In this section, we investigate the feasibility of using the dictionary learnt on lead V4 to represent ECGs recorded in other leads. To do so, we used the constructed dictionary to model all 15 channels (leads) available for Patient 104. Let us emphasize that no signals at all from any of the other 14 leads available were used to derive the dictionary, since all samples used from all the patients during the dictionary construction stage correspond to lead V4.

Table 1. Performance of the constructed dictionary (using waveforms extracted from lead V4) on other leads from Patient 104 not used to construct the dictionary.

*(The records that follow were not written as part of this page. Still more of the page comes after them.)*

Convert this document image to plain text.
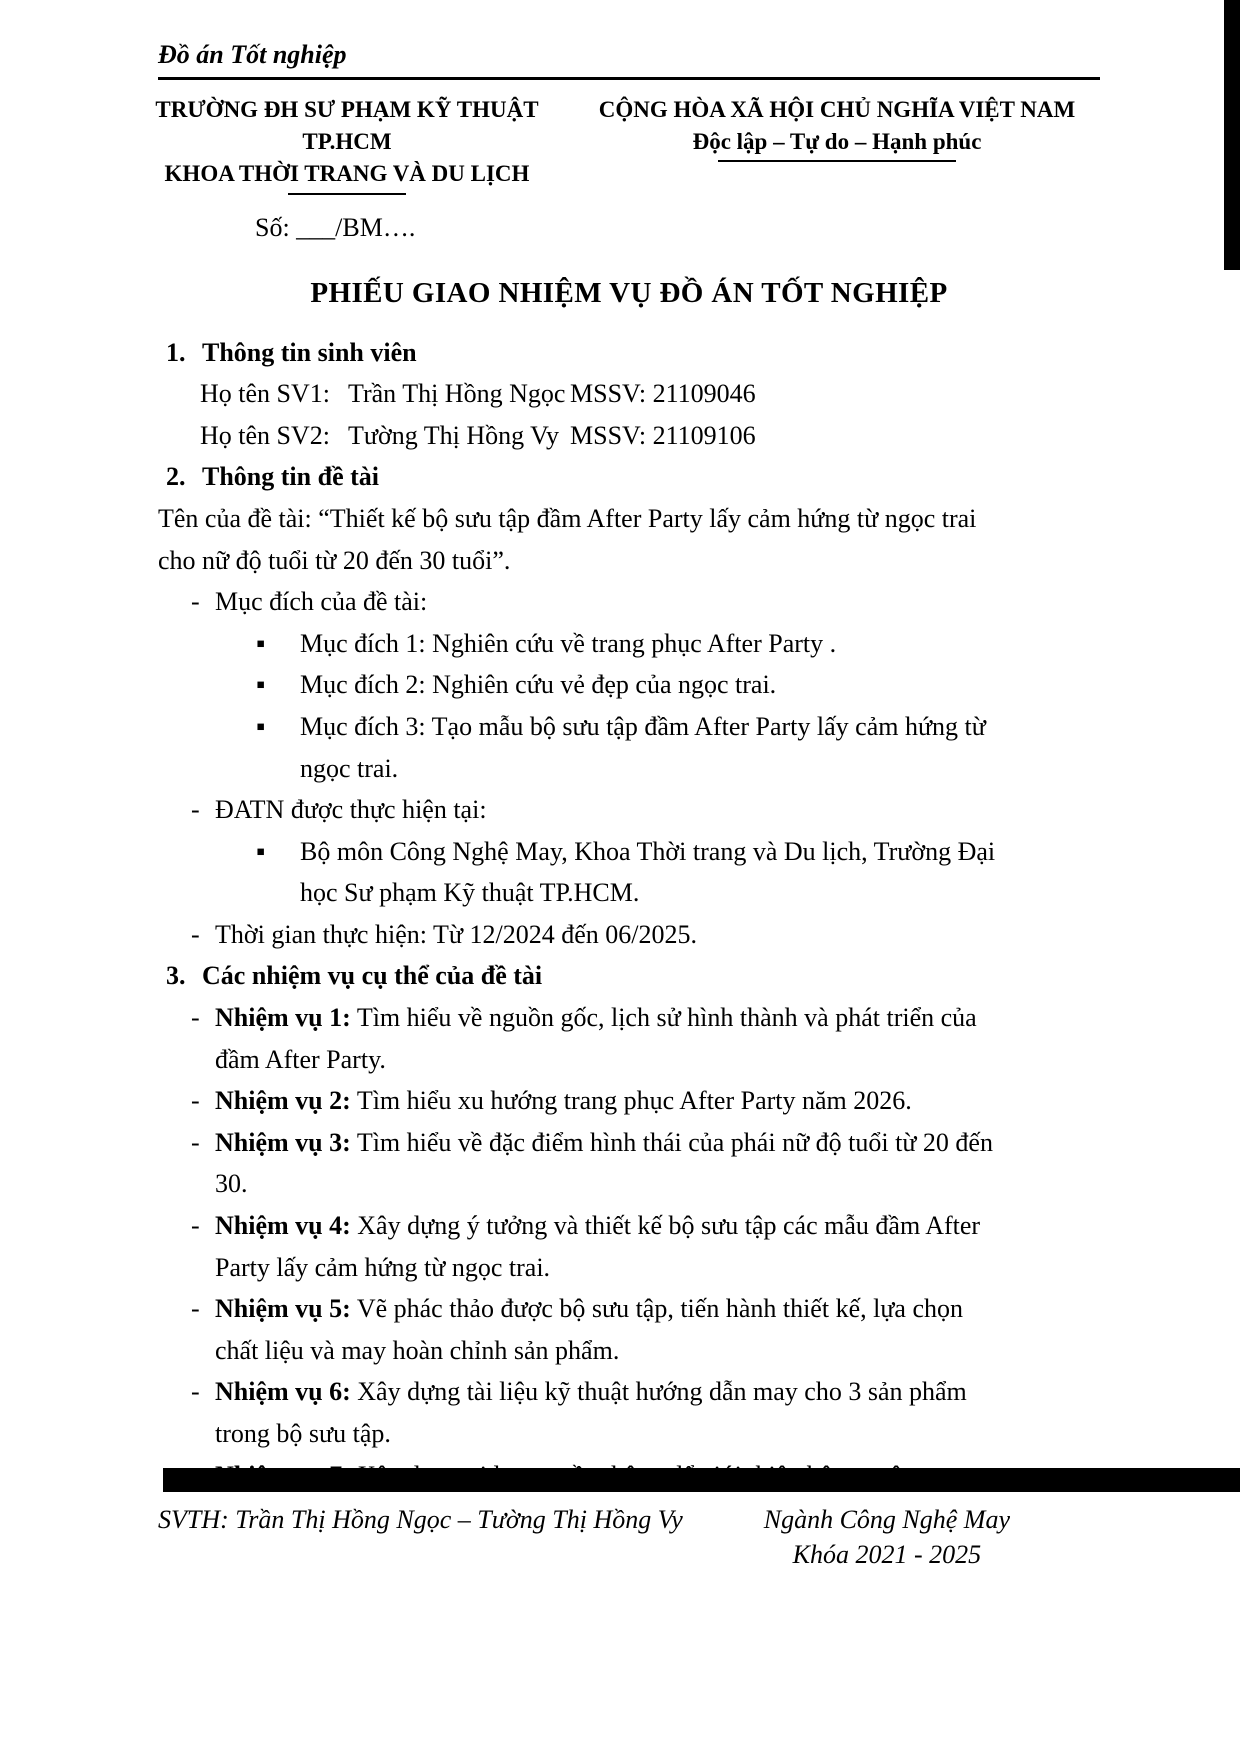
Đồ án Tốt nghiệp
TRƯỜNG ĐH SƯ PHẠM KỸ THUẬT TP.HCM
KHOA THỜI TRANG VÀ DU LỊCH
CỘNG HÒA XÃ HỘI CHỦ NGHĨA VIỆT NAM
Độc lập – Tự do – Hạnh phúc
Số: ___/BM….
PHIẾU GIAO NHIỆM VỤ ĐỒ ÁN TỐT NGHIỆP

1. Thông tin sinh viên

Họ tên SV1: Trần Thị Hồng Ngọc MSSV: 21109046

Họ tên SV2: Tường Thị Hồng Vy MSSV: 21109106

2. Thông tin đề tài

Tên của đề tài: “Thiết kế bộ sưu tập đầm After Party lấy cảm hứng từ ngọc trai cho nữ độ tuổi từ 20 đến 30 tuổi”.

- Mục đích của đề tài:

▪ Mục đích 1: Nghiên cứu về trang phục After Party .

▪ Mục đích 2: Nghiên cứu vẻ đẹp của ngọc trai.

▪ Mục đích 3: Tạo mẫu bộ sưu tập đầm After Party lấy cảm hứng từ ngọc trai.

- ĐATN được thực hiện tại:

▪ Bộ môn Công Nghệ May, Khoa Thời trang và Du lịch, Trường Đại học Sư phạm Kỹ thuật TP.HCM.

- Thời gian thực hiện: Từ 12/2024 đến 06/2025.

3. Các nhiệm vụ cụ thể của đề tài

- Nhiệm vụ 1: Tìm hiểu về nguồn gốc, lịch sử hình thành và phát triển của đầm After Party.

- Nhiệm vụ 2: Tìm hiểu xu hướng trang phục After Party năm 2026.

- Nhiệm vụ 3: Tìm hiểu về đặc điểm hình thái của phái nữ độ tuổi từ 20 đến 30.

- Nhiệm vụ 4: Xây dựng ý tưởng và thiết kế bộ sưu tập các mẫu đầm After Party lấy cảm hứng từ ngọc trai.

- Nhiệm vụ 5: Vẽ phác thảo được bộ sưu tập, tiến hành thiết kế, lựa chọn chất liệu và may hoàn chỉnh sản phẩm.

- Nhiệm vụ 6: Xây dựng tài liệu kỹ thuật hướng dẫn may cho 3 sản phẩm trong bộ sưu tập.

SVTH: Trần Thị Hồng Ngọc – Tường Thị Hồng Vy	Ngành Công Nghệ May
Khóa 2021 - 2025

Channel	Lead	C-Sp (%)	S-Sp (%)	NMSE (%)	R-SNR (dB)
1	I	86.5245	11.0095	4.1476	13.8220
2	II	83.6901	5.1302	1.8310	17.3732
3	III	92.0191	38.1580	5.1706	12.8646
4	aVR	85.4093	6.0408	2.5404	15.9510
5	aVL	92.9162	61.9314	10.2057	9.9116
6	aVF	88.1383	12.0894	3.0323	15.1823
7	V1	87.4629	5.5182	3.1652	14.9960
8	V2	90.7240	51.0356	3.0689	15.1302
9	V3	86.5196	40.1319	2.3935	16.2097
10	V4	83.1699	26.8689	2.9814	15.2557
11	V5	80.9004	5.1181	2.1296	16.7170
12	V6	81.0859	3.4931	1.6270	17.8862
13	Vx	80.1663	4.3333	1.7768	17.5037
14	Vy	93.0671	62.7804	11.4420	9.4150
15	Vz	94.0583	69.9991	5.8457	12.3316

displays the results for $\lambda =1$ and $K=2$, showing that good results are obtained in general for most of the leads. Indeed, the performance for several leads (II, aVR, V5, V6 and Vx) in terms R-SNR is better than for lead v4, which was used to construct the dictionary, and poor R-SNR results were only attained for leads aVL and Vy. Similar conclusions were obtained when considering other values of $\lambda$ and K. Overall, this shows the feasibility of constructing a single multi-scale and overcomplete dictionary (possibly using QRS complexes extracted from several leads) for multiple channels.

5. Conclusions

In this paper, we have described a novel mechanism to derive a realistic, multi-scale and overcomplete dictionary from recorded real-world ECG signals. The dictionary was constructed offline, thus avoiding the computational burden of on-line approaches and ensuring the scalability of the proposed methodology for large datasets with many individuals and/or sample sizes. The obtained dictionary was been used to perform an accurate sparse representation of several ECGs recorded from healthy patients, showing that it can properly capture all the QRS complexes without introducing false alarms. Potential future lines include testing the proposed approach on a larger number of patients (especially including subjects with cardiac pathologies), the construction of dictionaries composed of multiple waveforms (e.g., P and T waveforms), and the combination of waveforms extracted from real patients with synthetic waveforms.